I took a seat, and as soon as I had, wished I hadn’t. This was too odd. I should have taken up his first suggestion of a quick coffee, just the two of us. Now I was here among the chandeliers, watching him in his normal life that was so far from normal to me. It was the life I might have had, if he’d chosen a different path and not run off and left my mother to figure it out—pregnant and as poor as a church mouse.
“Shall we have a drink before lunch?” my father asked as a young boy, no older than twenty, entered the room. I smiled and said I’d have water. The boy wrote it down, along with everyone else’s requests, like we were in a restaurant.
“How are you enjoying London?” Evan said. It seemed like only seconds had gone by and the boy was back with my water—complete with ice and a slice of lime—along with everyone else’s drinks. I took a sip and hoped my voice didn’t come out as a croak.
“I’m really enjoying it,” I said. “I haven’t gotten the chance to see an awful lot because I’ve been so busy at work, but I can’t wait to wander the parks and explore the museums.”

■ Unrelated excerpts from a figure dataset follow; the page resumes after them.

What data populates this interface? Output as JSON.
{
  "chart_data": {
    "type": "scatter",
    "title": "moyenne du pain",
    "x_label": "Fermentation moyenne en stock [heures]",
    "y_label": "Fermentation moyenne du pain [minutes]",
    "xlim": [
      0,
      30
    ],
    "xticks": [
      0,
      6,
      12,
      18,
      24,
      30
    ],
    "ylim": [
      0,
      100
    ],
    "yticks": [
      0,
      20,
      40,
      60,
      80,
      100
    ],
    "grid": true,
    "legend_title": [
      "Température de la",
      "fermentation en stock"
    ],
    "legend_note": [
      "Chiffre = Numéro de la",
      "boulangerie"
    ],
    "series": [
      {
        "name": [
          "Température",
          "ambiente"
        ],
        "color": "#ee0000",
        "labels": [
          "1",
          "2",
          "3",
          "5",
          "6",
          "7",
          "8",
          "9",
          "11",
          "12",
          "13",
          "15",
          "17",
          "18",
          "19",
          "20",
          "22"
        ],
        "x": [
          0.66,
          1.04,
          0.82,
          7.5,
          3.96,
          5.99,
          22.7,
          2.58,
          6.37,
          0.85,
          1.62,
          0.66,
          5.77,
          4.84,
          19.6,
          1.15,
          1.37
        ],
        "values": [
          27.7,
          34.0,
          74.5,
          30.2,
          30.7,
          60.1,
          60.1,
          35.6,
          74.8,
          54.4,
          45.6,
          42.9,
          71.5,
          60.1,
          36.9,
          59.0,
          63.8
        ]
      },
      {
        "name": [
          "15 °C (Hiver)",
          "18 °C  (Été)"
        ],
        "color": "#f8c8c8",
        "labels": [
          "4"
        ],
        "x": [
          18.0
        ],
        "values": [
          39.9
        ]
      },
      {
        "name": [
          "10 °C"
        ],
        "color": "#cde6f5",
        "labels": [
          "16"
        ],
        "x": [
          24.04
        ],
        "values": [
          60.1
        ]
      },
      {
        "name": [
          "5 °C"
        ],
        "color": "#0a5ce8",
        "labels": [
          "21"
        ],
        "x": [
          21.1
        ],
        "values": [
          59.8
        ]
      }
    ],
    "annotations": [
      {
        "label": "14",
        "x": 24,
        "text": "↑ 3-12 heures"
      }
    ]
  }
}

“We love the natural history museum,” Bella said. “Don’t we, Bryony?”
Bryony nodded diligently.
I laughed at their double act. They should be on Broadway. “The natural history museum was a favorite of mine too when I was your age. As well as New York Public Library.” The library had been a babysitter to me. My mother often left me there among the books while she went off on a shift at her main job as a manicurist. It didn’t seem odd at the time. She said she thought it was safer than getting a local babysitter, which carried the risk of a crack addict boyfriend making an appearance. She reasoned that bad actors generally didn’t spend loads of time in the library and besides—it was free. We always started at the children’s section, where I picked out some favorites, and then my mom would tuck me away in the corner of the biology department where no one would wander. If anyone did happen to pass by, I was instructed to say that my mom had just gone to the restroom and would be back soon. No one ever did. I was left alone but I felt safe, surrounded by the books that were age appropriate and the ones that were less so.